At face value, these kinds of laws might not appear to impact upper-level professionals. If you currently hold a C-suite position, you’re probably not picking up armies of rideshare users on the side. On the other hand, this kind of thinking could prove hazardous, depending on your situation.
Imagine that you were building your enterprise with a particular exit strategy in mind. A new classification test might force you to rethink the realities of your company’s valuation. If you relied on gig workers to maintain an attractive bottom line, then it would be worth reassessing the inherent costs and benefits of your employment practices.
Board Members and the ABC Standard
Bills like AB-5 also include several explicit dispensations. One of these carve-outs stipulates that board directors remain subject to the same exclusions previously established by the California Unemployment Insurance Code. According to this law, corporate directors are not employees. In other words, they — and the companies they work with — don’t need to overhaul their professional relationships.
Potential problems might arise, however, if you choose to serve on an advisory board. The ABC test at the heart of these laws demands that businesses prove three separate facts to earn exemptions regarding employment taxes and other worker concessions:
- Workers have to be free from their company’s control.
- Workers must provide services that aren’t in the company’s main line of business.
- Workers must furnish the same services to external companies on a regular basis.
An advisory board member might not satisfy all these criteria, and a lot of work goes into making case-by-case determinations. For instance, the type of strategic advice you offer is likely to overlap with a company’s trade, but that doesn’t mean they’re the same. Chances are also good that you might provide your services to one enterprise under exclusive terms.
Even if you ostensibly meet the ABC criteria, it’s hard to tell how things will play out. Thanks to the jumble of confidentiality, ethics, directorship, and other agreements that board members subject themselves to, there’s not much of a basis for predicting what’s in the pipeline. These laws’ consequences may remain hazy until ongoing disputes play out in the court systems or legislatures.

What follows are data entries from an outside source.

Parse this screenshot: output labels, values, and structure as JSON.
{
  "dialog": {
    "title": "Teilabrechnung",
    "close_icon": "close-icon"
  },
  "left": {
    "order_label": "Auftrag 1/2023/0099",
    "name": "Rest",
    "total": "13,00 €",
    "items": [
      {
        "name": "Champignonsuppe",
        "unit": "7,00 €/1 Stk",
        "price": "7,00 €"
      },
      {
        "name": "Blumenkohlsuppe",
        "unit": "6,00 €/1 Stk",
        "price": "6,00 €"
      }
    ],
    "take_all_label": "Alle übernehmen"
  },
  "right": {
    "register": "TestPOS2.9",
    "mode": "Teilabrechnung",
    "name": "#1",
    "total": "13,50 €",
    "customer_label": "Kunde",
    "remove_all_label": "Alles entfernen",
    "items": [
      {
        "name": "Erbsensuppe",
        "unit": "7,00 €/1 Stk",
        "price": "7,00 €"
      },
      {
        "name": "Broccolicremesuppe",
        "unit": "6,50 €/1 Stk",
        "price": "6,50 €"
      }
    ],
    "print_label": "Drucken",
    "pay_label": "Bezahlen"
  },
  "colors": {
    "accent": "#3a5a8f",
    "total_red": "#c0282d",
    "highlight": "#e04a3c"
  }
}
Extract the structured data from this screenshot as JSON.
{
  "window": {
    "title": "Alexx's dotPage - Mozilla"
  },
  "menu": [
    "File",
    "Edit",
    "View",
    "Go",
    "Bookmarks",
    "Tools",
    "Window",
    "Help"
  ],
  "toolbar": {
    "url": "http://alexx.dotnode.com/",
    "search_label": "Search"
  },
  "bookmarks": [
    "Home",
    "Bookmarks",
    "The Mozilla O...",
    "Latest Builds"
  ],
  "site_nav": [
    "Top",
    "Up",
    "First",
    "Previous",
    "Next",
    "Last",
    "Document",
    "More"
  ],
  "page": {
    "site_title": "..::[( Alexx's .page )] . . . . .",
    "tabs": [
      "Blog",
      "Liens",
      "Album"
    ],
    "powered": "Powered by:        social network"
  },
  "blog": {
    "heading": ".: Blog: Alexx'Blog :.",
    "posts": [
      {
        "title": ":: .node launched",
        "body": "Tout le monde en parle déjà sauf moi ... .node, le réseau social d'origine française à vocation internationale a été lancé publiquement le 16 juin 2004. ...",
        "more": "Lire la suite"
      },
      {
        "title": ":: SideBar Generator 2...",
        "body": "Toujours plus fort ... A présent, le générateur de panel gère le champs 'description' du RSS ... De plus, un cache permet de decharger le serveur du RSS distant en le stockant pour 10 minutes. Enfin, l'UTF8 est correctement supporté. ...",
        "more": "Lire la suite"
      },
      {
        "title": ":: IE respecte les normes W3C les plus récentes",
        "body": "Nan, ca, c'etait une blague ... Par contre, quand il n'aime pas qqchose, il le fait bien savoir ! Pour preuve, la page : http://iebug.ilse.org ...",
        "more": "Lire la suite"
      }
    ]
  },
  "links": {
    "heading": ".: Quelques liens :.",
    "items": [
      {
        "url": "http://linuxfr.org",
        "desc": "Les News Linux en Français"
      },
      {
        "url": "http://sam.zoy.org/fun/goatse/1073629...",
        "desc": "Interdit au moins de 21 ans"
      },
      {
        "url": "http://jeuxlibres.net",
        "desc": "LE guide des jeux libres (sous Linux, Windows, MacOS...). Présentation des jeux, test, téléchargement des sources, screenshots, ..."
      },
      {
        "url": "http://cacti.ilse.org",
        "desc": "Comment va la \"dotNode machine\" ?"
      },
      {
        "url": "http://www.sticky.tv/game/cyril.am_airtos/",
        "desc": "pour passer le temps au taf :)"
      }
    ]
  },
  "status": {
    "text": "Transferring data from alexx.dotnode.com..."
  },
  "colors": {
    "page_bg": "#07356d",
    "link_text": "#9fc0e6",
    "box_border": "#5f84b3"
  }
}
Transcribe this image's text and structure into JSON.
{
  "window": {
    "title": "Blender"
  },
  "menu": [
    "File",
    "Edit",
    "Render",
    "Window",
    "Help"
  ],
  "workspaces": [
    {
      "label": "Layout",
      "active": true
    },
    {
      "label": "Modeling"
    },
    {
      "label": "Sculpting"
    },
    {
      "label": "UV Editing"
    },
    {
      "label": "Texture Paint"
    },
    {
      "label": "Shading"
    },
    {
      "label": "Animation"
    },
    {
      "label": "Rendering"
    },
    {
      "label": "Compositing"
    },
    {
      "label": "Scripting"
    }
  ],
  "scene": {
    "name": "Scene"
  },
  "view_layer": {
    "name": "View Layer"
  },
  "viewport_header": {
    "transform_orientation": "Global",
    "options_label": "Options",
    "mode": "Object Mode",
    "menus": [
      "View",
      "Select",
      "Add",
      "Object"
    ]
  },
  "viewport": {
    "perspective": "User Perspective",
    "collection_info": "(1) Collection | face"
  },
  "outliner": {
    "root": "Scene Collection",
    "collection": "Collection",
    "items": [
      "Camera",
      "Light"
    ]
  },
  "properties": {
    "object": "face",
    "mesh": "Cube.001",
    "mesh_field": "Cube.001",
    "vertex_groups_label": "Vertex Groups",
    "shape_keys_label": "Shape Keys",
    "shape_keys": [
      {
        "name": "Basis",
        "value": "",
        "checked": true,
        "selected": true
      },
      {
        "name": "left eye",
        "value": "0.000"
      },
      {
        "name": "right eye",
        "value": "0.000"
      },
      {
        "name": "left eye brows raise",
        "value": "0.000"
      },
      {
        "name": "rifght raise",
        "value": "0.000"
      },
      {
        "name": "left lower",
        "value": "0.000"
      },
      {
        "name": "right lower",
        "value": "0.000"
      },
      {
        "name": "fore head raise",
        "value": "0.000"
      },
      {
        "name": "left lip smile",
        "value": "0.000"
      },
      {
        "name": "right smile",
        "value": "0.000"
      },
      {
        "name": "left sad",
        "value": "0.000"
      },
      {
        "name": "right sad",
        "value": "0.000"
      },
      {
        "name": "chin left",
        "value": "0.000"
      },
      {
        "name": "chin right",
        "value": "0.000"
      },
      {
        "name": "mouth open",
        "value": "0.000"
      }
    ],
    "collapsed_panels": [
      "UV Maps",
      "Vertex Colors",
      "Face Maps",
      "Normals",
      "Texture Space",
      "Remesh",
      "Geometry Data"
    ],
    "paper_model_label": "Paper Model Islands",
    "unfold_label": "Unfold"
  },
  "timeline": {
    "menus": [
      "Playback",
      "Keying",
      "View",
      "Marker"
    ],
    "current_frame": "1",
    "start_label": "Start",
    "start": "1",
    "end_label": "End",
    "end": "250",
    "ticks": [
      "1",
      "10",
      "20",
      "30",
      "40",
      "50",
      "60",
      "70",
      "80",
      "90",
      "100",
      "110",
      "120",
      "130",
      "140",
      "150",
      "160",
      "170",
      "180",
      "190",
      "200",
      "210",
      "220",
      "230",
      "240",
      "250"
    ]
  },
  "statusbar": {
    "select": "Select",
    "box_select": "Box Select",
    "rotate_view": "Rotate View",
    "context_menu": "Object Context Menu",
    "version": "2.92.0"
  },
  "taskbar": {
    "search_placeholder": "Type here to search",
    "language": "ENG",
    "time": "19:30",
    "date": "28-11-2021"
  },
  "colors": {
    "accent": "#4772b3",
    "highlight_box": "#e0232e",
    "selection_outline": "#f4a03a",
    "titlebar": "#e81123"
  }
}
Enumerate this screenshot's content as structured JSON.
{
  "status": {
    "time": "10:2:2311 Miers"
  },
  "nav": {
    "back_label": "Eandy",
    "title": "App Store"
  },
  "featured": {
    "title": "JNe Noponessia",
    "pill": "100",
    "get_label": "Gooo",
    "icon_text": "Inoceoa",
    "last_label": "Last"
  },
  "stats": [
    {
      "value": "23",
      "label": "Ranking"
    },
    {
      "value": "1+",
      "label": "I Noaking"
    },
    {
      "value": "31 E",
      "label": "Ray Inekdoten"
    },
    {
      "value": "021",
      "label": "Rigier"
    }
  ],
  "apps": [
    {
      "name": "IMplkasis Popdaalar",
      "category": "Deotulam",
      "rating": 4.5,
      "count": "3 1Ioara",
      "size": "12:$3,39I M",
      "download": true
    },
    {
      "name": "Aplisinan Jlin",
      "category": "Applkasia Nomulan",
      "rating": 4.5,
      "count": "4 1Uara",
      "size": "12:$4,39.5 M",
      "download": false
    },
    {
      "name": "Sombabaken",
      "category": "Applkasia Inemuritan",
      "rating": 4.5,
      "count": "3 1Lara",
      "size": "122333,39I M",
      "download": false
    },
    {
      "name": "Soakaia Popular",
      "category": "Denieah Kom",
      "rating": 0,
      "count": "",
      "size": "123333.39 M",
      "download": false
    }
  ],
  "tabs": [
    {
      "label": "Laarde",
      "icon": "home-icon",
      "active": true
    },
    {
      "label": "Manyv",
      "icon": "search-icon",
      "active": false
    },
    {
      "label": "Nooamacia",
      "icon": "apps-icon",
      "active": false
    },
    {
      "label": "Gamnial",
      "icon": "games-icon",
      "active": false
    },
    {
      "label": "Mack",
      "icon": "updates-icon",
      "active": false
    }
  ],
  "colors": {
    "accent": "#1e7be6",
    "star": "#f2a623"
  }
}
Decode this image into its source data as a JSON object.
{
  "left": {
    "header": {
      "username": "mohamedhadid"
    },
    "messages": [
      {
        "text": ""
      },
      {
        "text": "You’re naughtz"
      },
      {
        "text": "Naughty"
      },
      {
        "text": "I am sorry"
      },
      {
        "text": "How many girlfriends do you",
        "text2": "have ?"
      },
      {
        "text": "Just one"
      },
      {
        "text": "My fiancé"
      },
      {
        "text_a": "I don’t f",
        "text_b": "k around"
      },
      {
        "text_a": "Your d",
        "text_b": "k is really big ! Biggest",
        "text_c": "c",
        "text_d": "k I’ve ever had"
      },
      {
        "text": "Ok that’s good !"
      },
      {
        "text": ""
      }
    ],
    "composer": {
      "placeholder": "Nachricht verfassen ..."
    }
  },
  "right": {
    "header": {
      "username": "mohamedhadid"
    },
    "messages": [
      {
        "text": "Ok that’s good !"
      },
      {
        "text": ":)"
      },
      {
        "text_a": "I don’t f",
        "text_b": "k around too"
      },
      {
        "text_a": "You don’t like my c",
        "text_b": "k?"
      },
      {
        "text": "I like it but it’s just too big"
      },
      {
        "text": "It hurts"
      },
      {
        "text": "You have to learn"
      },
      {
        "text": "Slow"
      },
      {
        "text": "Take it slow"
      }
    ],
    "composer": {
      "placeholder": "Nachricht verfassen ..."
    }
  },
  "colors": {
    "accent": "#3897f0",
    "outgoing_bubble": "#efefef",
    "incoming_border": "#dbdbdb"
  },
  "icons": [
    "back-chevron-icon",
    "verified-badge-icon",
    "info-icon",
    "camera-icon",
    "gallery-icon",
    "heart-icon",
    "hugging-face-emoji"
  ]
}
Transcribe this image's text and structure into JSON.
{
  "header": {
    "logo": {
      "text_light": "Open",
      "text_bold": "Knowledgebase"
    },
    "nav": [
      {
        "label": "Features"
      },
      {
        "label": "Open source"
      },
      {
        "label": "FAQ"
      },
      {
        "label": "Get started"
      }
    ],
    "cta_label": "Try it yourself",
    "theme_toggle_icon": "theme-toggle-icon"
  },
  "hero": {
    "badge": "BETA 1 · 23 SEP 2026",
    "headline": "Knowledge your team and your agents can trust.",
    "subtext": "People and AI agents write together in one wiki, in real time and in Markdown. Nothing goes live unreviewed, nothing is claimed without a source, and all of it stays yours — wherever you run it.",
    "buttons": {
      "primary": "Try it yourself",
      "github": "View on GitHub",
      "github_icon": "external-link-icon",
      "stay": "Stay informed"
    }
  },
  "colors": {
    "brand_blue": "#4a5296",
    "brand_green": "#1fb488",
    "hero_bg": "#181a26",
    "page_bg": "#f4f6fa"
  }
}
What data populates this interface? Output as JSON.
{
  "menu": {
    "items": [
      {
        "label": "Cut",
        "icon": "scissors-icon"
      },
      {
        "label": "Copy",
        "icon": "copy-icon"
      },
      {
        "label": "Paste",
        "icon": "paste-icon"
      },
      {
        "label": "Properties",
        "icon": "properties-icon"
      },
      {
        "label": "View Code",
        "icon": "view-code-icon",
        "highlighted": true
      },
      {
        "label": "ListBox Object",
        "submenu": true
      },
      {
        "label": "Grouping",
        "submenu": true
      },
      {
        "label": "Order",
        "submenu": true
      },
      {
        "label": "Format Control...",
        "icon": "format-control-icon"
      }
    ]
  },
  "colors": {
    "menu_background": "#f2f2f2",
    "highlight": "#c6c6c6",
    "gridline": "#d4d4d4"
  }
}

Is It Time to Recalibrate Your C-suite Career Outlook?
This doesn’t mean you should head for the hills or move to a different state if yours passes a stricter classification framework. At this early stage, the laws are likely to see further modifications.
With that said, the value of looking ahead can’t be understated. For instance, some might find it prudent to follow circuitous tracks to their ultimate destinations, such as seeking a director position on the road to VP status. Others, such as those who fulfill nonpaid board roles, may want to watch how their companies respond to new legal obligations — before investing in a leap to a paid position.
Finally, take a cue from the now-scrambling gig workers who failed to diversify adequately. Things are still in motion — as you should be. Instead of putting all your eggs in one basket, keep that resume polished, and never lose sight of the next step in your career.